Вскоре я с матерью переехал к бабушке, Екатерине Ивановне Волковой. Мне очень нравилось у бабушки, а потом оттуда переехали мы на Долгоруковскую улицу, в особняк фабриканта Збука.

История одной жизни
М. В. Волошина

Бабушку – мать моей мамы – я с раннего детства глубоко почитала и любила. За все годы, пока ее знала, – она умерла, когда мне было уже двадцать восемь лет, – она почти не изменилась. После смерти мужа, которого я не застала в живых, она носила только черные платья зимой и белые – китайского шелка – летом. Покрой ее платьев оставался неизменным. Всегда широкая шаль на плечах и маленький чепчик, оставлявший ее красивый лоб открытым.
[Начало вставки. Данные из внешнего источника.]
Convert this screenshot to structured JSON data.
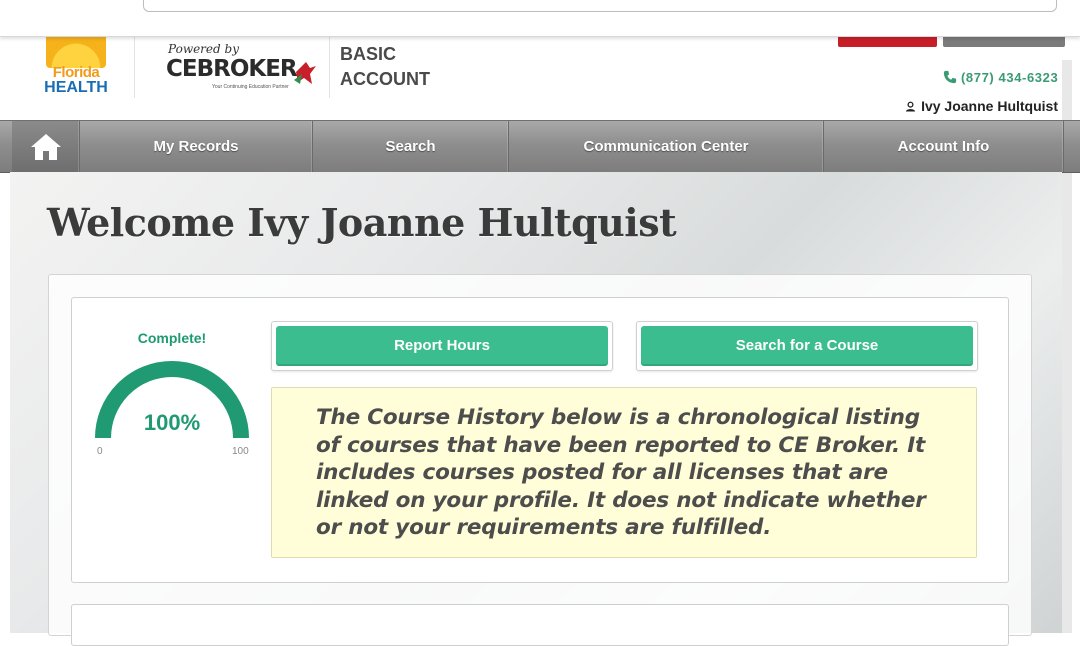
{
  "header": {
    "florida_logo": {
      "line1": "Florida",
      "line2": "HEALTH"
    },
    "powered_by": "Powered by",
    "ce_broker": "CEBROKER",
    "ce_broker_tagline": "Your Continuing Education Partner",
    "account_line1": "BASIC",
    "account_line2": "ACCOUNT",
    "phone": "(877) 434-6323",
    "user_name": "Ivy Joanne Hultquist"
  },
  "nav": {
    "items": [
      {
        "label": "My Records"
      },
      {
        "label": "Search"
      },
      {
        "label": "Communication Center"
      },
      {
        "label": "Account Info"
      }
    ]
  },
  "main": {
    "welcome": "Welcome Ivy Joanne Hultquist",
    "progress": {
      "status": "Complete!",
      "value_label": "100%",
      "value": 100,
      "min_label": "0",
      "max_label": "100"
    },
    "report_hours_label": "Report Hours",
    "search_course_label": "Search for a Course",
    "notice": "The Course History below is a chronological listing of courses that have been reported to CE Broker. It includes courses posted for all licenses that are linked on your profile. It does not indicate whether or not your requirements are fulfilled."
  },
  "colors": {
    "accent_green": "#3bbd90",
    "gauge_green": "#1f9a72",
    "notice_bg": "#fffed9",
    "nav_grey": "#8e8e8e",
    "brand_red": "#c81e28"
  }
}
Ее правильное благородное лицо с нежной розовой кожей до конца жизни не потеряло своей красоты, темные глаза смотрели умно и оживленно, осанка – хотя она не была высока ростом – величественна. Она вышла замуж шестнадцати лет, мужу было восемнадцать. Из двенадцати детей от этого брака в живых остались десять. Овдовев, она продолжала вести дело мужа и воспитывала детей. Ее отец – московский городской голова Михаил Леонтьевич Королев – первый купец, удостоившийся чести царского посещения. Царь Александр II "Освободитель" хотел этим перекинуть мост через пропасть между дворянством, обедневшим после отмены крепостного права, и купечеством.

Этот "исторический" момент увековечен на картине, изображающей моего прадеда, преподносящего хлеб-соль государю; сзади стоит тогда еще совсем молоденькая его дочь – моя бабушка – с двумя маленькими детьми: моей теткой Александрой и дядей Василием. Копию этой картины, оригинал которой находился в музее в Грузинах, я видела в доме моей бабушки. Меня интересовал здесь не столько царь, сколько удивительная одежда моей тетушки: короткая широкая юбочка, а под ней очень длинные кружевные панталоны. По моим тогдашним понятиям панталоны были вещью неприличной, особенно при таком торжественном случае.